Hanton, S., & Jones, G. (1999). The acquisition and development of cognitive skills and strategies: I. Making the butterflies fly in formation. The Sport Psychologist, 13, 1-21.

This study extends the findings of previous research that elite performers, compared to nonelites, interpret their pre-performance cognitive and somatic anxiety symptoms as more facilitative than debilitating to performance. In-depth interviews were conducted with male elite swimmers (N = 10) and content analyzed.

It was concluded that participants' skills and strategies were acquired via natural learning experiences and various education methods. Four areas of developmental themes throughout the swimmers' careers were revealed. They are listed below.

  1. Early unwanted negative experiences. Developmental experiences taught how to cope with or remove these.
  2. Learned at an early age that nerves can be positive.
  3. Precompetition routine that maintained a facilitative mind-set.
  4. Prerace routine, comprising a familiar set of behaviors that are performed in the prerace period. Those behaviors facilitate nervousness and focus mental content on the impending task.
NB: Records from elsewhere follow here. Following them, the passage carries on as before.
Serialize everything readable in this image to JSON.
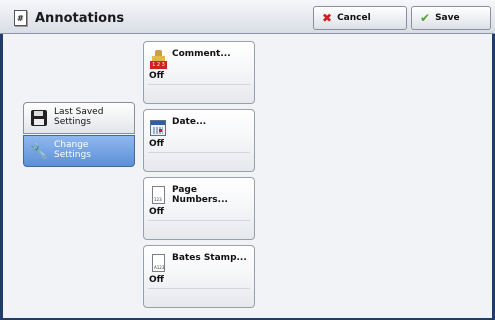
{
  "window": {
    "title": "Annotations",
    "title_icon_glyph": "#"
  },
  "toolbar": {
    "cancel_label": "Cancel",
    "save_label": "Save"
  },
  "side_menu": {
    "last_saved": {
      "line1": "Last Saved",
      "line2": "Settings"
    },
    "change": {
      "line1": "Change",
      "line2": "Settings",
      "selected": true
    }
  },
  "features": [
    {
      "title": "Comment...",
      "value": "Off",
      "icon": "comment-stamp-icon",
      "icon_text": "1 2 3"
    },
    {
      "title": "Date...",
      "value": "Off",
      "icon": "calendar-icon"
    },
    {
      "title": "Page Numbers...",
      "value": "Off",
      "icon": "page-number-icon",
      "icon_text": "123"
    },
    {
      "title": "Bates Stamp...",
      "value": "Off",
      "icon": "bates-stamp-icon",
      "icon_text": "A123"
    }
  ],
  "colors": {
    "selected": "#5d8fd8",
    "frame": "#1f3c6a",
    "cancel_icon": "#d21f1f",
    "save_icon": "#4fa52b"
  }
}
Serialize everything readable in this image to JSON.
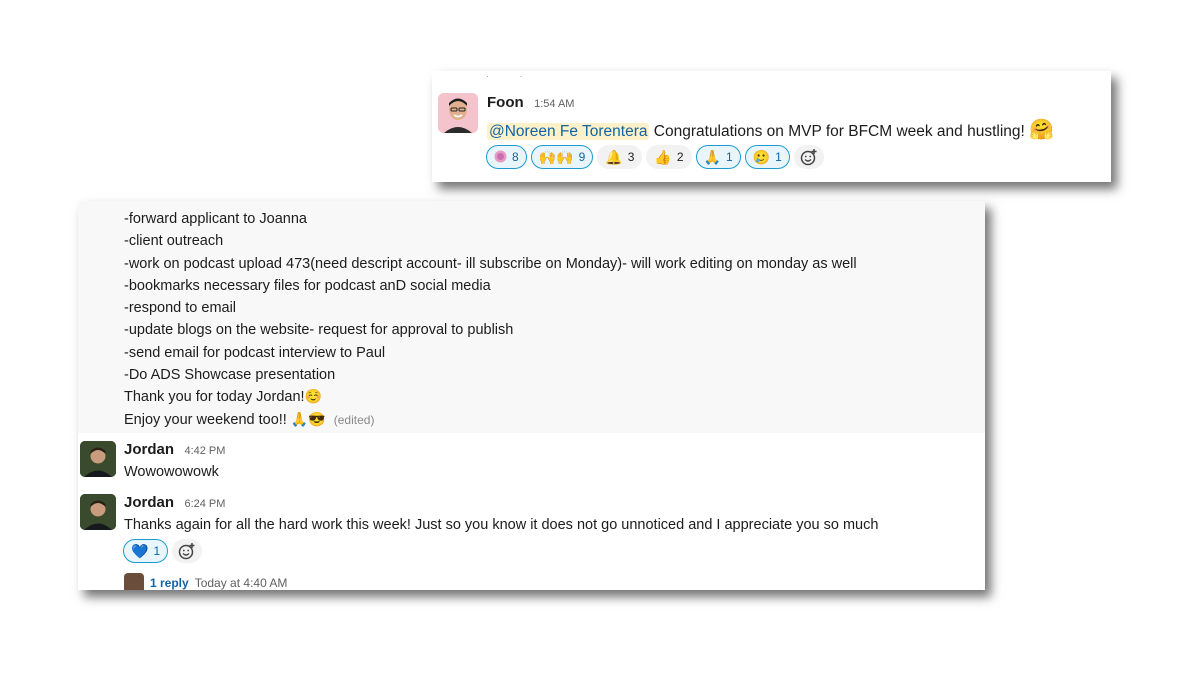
{
  "top_message": {
    "author": "Foon",
    "time": "1:54 AM",
    "mention": "@Noreen Fe Torentera",
    "text": "Congratulations on MVP for BFCM week and hustling!",
    "trailing_emoji": "🤗",
    "reactions": [
      {
        "emoji": "🟣",
        "count": "8",
        "mine": true
      },
      {
        "emoji": "🙌🙌",
        "count": "9",
        "mine": true
      },
      {
        "emoji": "🔔",
        "count": "3",
        "mine": false
      },
      {
        "emoji": "👍",
        "count": "2",
        "mine": false
      },
      {
        "emoji": "🙏",
        "count": "1",
        "mine": true
      },
      {
        "emoji": "🥲",
        "count": "1",
        "mine": true
      }
    ]
  },
  "task_list": {
    "lines": [
      "-forward applicant to Joanna",
      "-client outreach",
      "-work on podcast upload 473(need descript account- ill subscribe on Monday)- will work editing on monday as well",
      "-bookmarks necessary files for podcast anD social media",
      "-respond to email",
      "-update blogs on the website- request for approval to publish",
      "-send email for podcast interview to Paul",
      "-Do ADS Showcase presentation"
    ],
    "thanks_line": "Thank you for today Jordan!",
    "thanks_emoji": "☺️",
    "weekend_line": "Enjoy your weekend too!!",
    "weekend_emoji": "🙏😎",
    "edited_label": "(edited)"
  },
  "jordan_msg_1": {
    "author": "Jordan",
    "time": "4:42 PM",
    "text": "Wowowowowk"
  },
  "jordan_msg_2": {
    "author": "Jordan",
    "time": "6:24 PM",
    "text": "Thanks again for all the hard work this week! Just so you know it does not go unnoticed and I appreciate you so much",
    "reaction": {
      "emoji": "💙",
      "count": "1"
    }
  },
  "thread": {
    "reply_label": "1 reply",
    "reply_time": "Today at 4:40 AM"
  },
  "colors": {
    "link": "#1264a3",
    "mention_bg": "#fdf1c9",
    "reaction_mine_border": "#1d9bd1"
  }
}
Implication. There are mental skills that need to be learned and practiced to facilitate good competitive performances.

[Note: How the features listed above can be developed in swimmers is described in detail in the book Personal Best (Rushall, B. S. (1995), Sports Science Associates). The value of using that book with age-group swimmers was reported in the following refereed research article: Rushall, B. S., & King, H. A. (Fall, 1997). Effects of a workshop intervention on competitive performances of age-group swimmers: Two investigations. Journal of Swimming Research, 12, 19-26.]